On Friday, UK Foreign Secretary Dominic Raab urged “all parties to de-escalate.” He said the UK government had “always recognized the aggressive threat posed by the Iranian Quds force led by Qasem Soleimani,” but that “further conflict is in none of our interests.”

(File photo) UK Prime Minister Boris Johnson.
(File photo) UK Prime Minister Boris Johnson. Photo: Peter Summers/Getty Images

7:07 a.m. ET, January 4, 2020

"We don't want outsiders to rule us"

From CNN's Tamara Qiblawi, Kareem Khadder and Arwa Damon in Baghdad

Muthana Salman, an anti-corruption protester in Tahrir Square, is demonstrating with his daughter today.

Both are carrying anti-American signs.

Salman wants to see the end of foreign influence -- any foreign influence -- in Iraq. "We are the people of Iraq. We don't want outsiders to rule us," he told CNN. 

He says he wants Iraq to cut ties with the US and Iran, as well as other regional powers, Turkey and Saudi Arabia.

The sign Muthana Salman is carrying calls the Americans "sons of adulterers".
The sign Muthana Salman is carrying calls the Americans "sons of adulterers". Photo: Tamara Qiblawi/CNN

Iran-backed political parties in Iraq have been criticizing the anti-corruption protests in Baghdad, viewing them as part of a conspiracy to dislodge Iran's influence.

But on Saturday, the two sides -- one staunchly pro-Iran and the other anti-Iran, share a similar, anti-American message.

6:15 a.m. ET, January 4, 2020

Iran and Qatar to hold talks in Tehran

Iran’s Foreign Minister Mohammad Javad Zarif and his Qatari counterpart Mohammed bin Abdulrahman Al Thani will hold talks in Tehran, Iran’s Foreign Ministry spokesman Abbas Mousavi was quoted as saying by the state news agency IRNA.

The two countries have maintained diplomatic relations in recent years and share a huge gas field in the Persian Gulf.
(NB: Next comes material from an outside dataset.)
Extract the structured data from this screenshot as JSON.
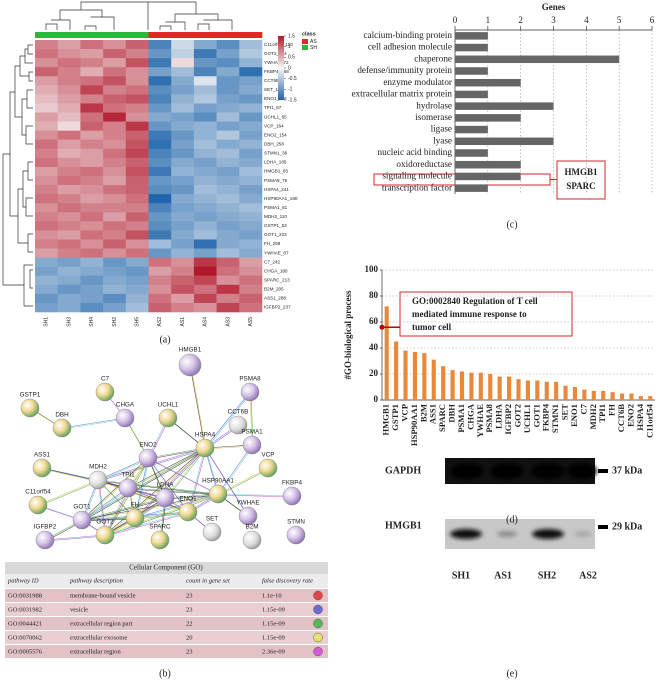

Tehran assisted Qatar during the Saudi-led economic and diplomatic blockade in 2017, by delivering food and supplies.

Photos released by Iran's state news agency IRNA show the meeting between Qatari and Iranian officials.
Photos released by Iran's state news agency IRNA show the meeting between Qatari and Iranian officials. Photo: IRNA

6:14 a.m. ET, January 4, 2020

Anger, sadness and defiance on display in Baghdad

Emotional scenes are playing out on the streets of Baghdad, as the funeral procession moves through the city. 

Many people are crying, others are chanting "Death to America" and "Death to Israel."

Watch CNN's Jomana Karadsheh describe the atmosphere in Baghdad:

7:07 a.m. ET, January 4, 2020

Iraqis want Americans expelled from the country

From CNN's Tamara Qiblawi, Kareem Khadder and Arwa Damon in Baghdad

Assifa Abbas, 50, is one of the thousands of Iraqis attending the funeral procession of Qasem Soleimani in Baghdad. The atmosphere in the streets is a mixture of sadness and defiance.

Abbas, a mother of three fighters of the Popular Mobilization Units, the Iran-backed Iraqi militia, said she was hoping the attack will mark the end of America's presence in Iraq.

Abu Mahdi al-Muhandis, the deputy head of the militia was killed alongside Soleimani.

"This strike killed our heroes but it created a thousand more Hajji Soleimanis and Muhandis's," she told CNN.

"If the parliament doesn't vote to expel the Americans, it will see the true face of the Iraqi street," she added.

Assifa Abbas is hoping for the end of the US presence in Iraq.
Assifa Abbas is hoping for the end of the US presence in Iraq. Photo: Tamara Qiblawi/CNN

Former MP and a Turkmen leader, Fawzi Akram, is also hoping for the US withdrawal. "We hope this will result in the expulsion of the Americans ... the map of a new Iraq will be drawn with (Muhandis's) blood," he told CNN.